There may be one or more after-dinner speakers at the end of the dinner or even between courses on special occasions. These have sometimes caused controversy, such as Rod Liddle at South College, Durham.

== Terminology ==
The full name and abbreviations to describe the formals differ. Generally, though, they are known as:
- Formal hall – used at Oxford, Cambridge and Durham
- Formal dinner – used at Durham and at Devonshire Hall, Leeds
- Commons – Trinity College Dublin
- Communal dinner – St Anselm Hall, Manchester
- High table – Trinity College and Massey College in the University of Toronto.

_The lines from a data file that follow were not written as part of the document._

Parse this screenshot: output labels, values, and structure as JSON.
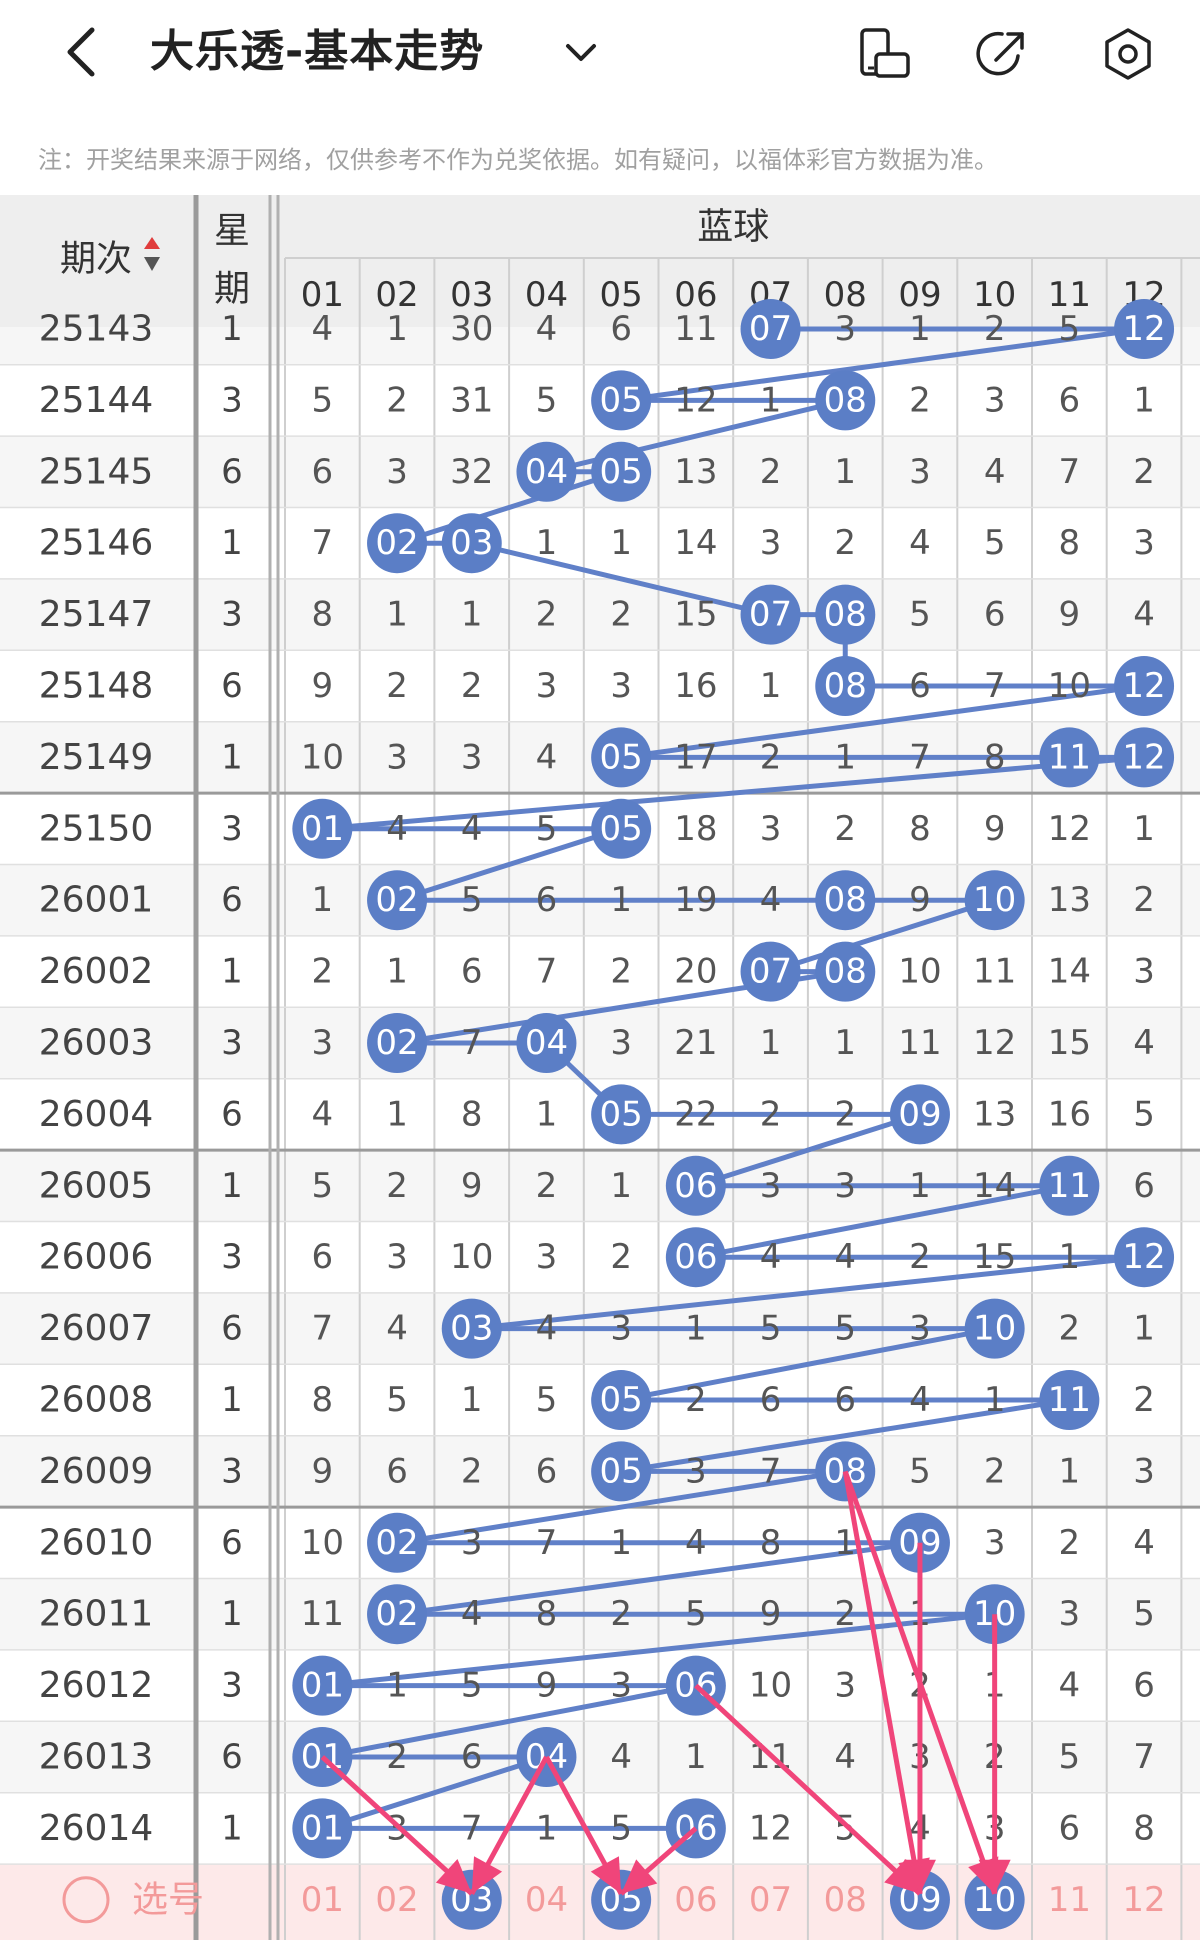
{
  "header": {
    "title": "大乐透-基本走势",
    "back_icon": "chevron-left-icon",
    "dropdown_icon": "chevron-down-icon",
    "icons": [
      "phone-rotate-icon",
      "share-icon",
      "settings-icon"
    ]
  },
  "note": "注：开奖结果来源于网络，仅供参考不作为兑奖依据。如有疑问，以福体彩官方数据为准。",
  "table": {
    "col_issue": "期次",
    "col_week": "星期",
    "section": "蓝球",
    "numbers": [
      "01",
      "02",
      "03",
      "04",
      "05",
      "06",
      "07",
      "08",
      "09",
      "10",
      "11",
      "12"
    ],
    "colors": {
      "ball": "#5b7ec6",
      "line": "#6080c8",
      "arrow": "#f0457a",
      "pick_row": "#fde9e9",
      "pick_text": "#f39a9a",
      "header_bg": "#eeeeee"
    },
    "rows": [
      {
        "issue": "25143",
        "week": "1",
        "cells": [
          "4",
          "1",
          "30",
          "4",
          "6",
          "11",
          "07",
          "3",
          "1",
          "2",
          "5",
          "12"
        ]
      },
      {
        "issue": "25144",
        "week": "3",
        "cells": [
          "5",
          "2",
          "31",
          "5",
          "05",
          "12",
          "1",
          "08",
          "2",
          "3",
          "6",
          "1"
        ]
      },
      {
        "issue": "25145",
        "week": "6",
        "cells": [
          "6",
          "3",
          "32",
          "04",
          "05",
          "13",
          "2",
          "1",
          "3",
          "4",
          "7",
          "2"
        ]
      },
      {
        "issue": "25146",
        "week": "1",
        "cells": [
          "7",
          "02",
          "03",
          "1",
          "1",
          "14",
          "3",
          "2",
          "4",
          "5",
          "8",
          "3"
        ]
      },
      {
        "issue": "25147",
        "week": "3",
        "cells": [
          "8",
          "1",
          "1",
          "2",
          "2",
          "15",
          "07",
          "08",
          "5",
          "6",
          "9",
          "4"
        ]
      },
      {
        "issue": "25148",
        "week": "6",
        "cells": [
          "9",
          "2",
          "2",
          "3",
          "3",
          "16",
          "1",
          "08",
          "6",
          "7",
          "10",
          "12"
        ]
      },
      {
        "issue": "25149",
        "week": "1",
        "cells": [
          "10",
          "3",
          "3",
          "4",
          "05",
          "17",
          "2",
          "1",
          "7",
          "8",
          "11",
          "12"
        ]
      },
      {
        "issue": "25150",
        "week": "3",
        "cells": [
          "01",
          "4",
          "4",
          "5",
          "05",
          "18",
          "3",
          "2",
          "8",
          "9",
          "12",
          "1"
        ]
      },
      {
        "issue": "26001",
        "week": "6",
        "cells": [
          "1",
          "02",
          "5",
          "6",
          "1",
          "19",
          "4",
          "08",
          "9",
          "10",
          "13",
          "2"
        ]
      },
      {
        "issue": "26002",
        "week": "1",
        "cells": [
          "2",
          "1",
          "6",
          "7",
          "2",
          "20",
          "07",
          "08",
          "10",
          "11",
          "14",
          "3"
        ]
      },
      {
        "issue": "26003",
        "week": "3",
        "cells": [
          "3",
          "02",
          "7",
          "04",
          "3",
          "21",
          "1",
          "1",
          "11",
          "12",
          "15",
          "4"
        ]
      },
      {
        "issue": "26004",
        "week": "6",
        "cells": [
          "4",
          "1",
          "8",
          "1",
          "05",
          "22",
          "2",
          "2",
          "09",
          "13",
          "16",
          "5"
        ]
      },
      {
        "issue": "26005",
        "week": "1",
        "cells": [
          "5",
          "2",
          "9",
          "2",
          "1",
          "06",
          "3",
          "3",
          "1",
          "14",
          "11",
          "6"
        ]
      },
      {
        "issue": "26006",
        "week": "3",
        "cells": [
          "6",
          "3",
          "10",
          "3",
          "2",
          "06",
          "4",
          "4",
          "2",
          "15",
          "1",
          "12"
        ]
      },
      {
        "issue": "26007",
        "week": "6",
        "cells": [
          "7",
          "4",
          "03",
          "4",
          "3",
          "1",
          "5",
          "5",
          "3",
          "10",
          "2",
          "1"
        ]
      },
      {
        "issue": "26008",
        "week": "1",
        "cells": [
          "8",
          "5",
          "1",
          "5",
          "05",
          "2",
          "6",
          "6",
          "4",
          "1",
          "11",
          "2"
        ]
      },
      {
        "issue": "26009",
        "week": "3",
        "cells": [
          "9",
          "6",
          "2",
          "6",
          "05",
          "3",
          "7",
          "08",
          "5",
          "2",
          "1",
          "3"
        ]
      },
      {
        "issue": "26010",
        "week": "6",
        "cells": [
          "10",
          "02",
          "3",
          "7",
          "1",
          "4",
          "8",
          "1",
          "09",
          "3",
          "2",
          "4"
        ]
      },
      {
        "issue": "26011",
        "week": "1",
        "cells": [
          "11",
          "02",
          "4",
          "8",
          "2",
          "5",
          "9",
          "2",
          "1",
          "10",
          "3",
          "5"
        ]
      },
      {
        "issue": "26012",
        "week": "3",
        "cells": [
          "01",
          "1",
          "5",
          "9",
          "3",
          "06",
          "10",
          "3",
          "2",
          "1",
          "4",
          "6"
        ]
      },
      {
        "issue": "26013",
        "week": "6",
        "cells": [
          "01",
          "2",
          "6",
          "04",
          "4",
          "1",
          "11",
          "4",
          "3",
          "2",
          "5",
          "7"
        ]
      },
      {
        "issue": "26014",
        "week": "1",
        "cells": [
          "01",
          "3",
          "7",
          "1",
          "5",
          "06",
          "12",
          "5",
          "4",
          "3",
          "6",
          "8"
        ]
      }
    ],
    "pick_row": {
      "label": "选号",
      "radio_icon": "radio-unchecked-icon",
      "selected": [
        "03",
        "05",
        "09",
        "10"
      ]
    }
  }
}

Abbreviations of the above terms tend to be either formal or, at St John's College, Cambridge, hall. There are other circumstances in which different names are used. For example, some larger colleges have both a large dining hall and a canteen-style dining room (often called the buttery or servery). In these cases informal evening meals are taken in the buttery and formal meals in the hall, and the term hall is used uniquely to refer to the latter meal. Some may call it second hall to differentiate from the earlier self-service first hall or informal hall.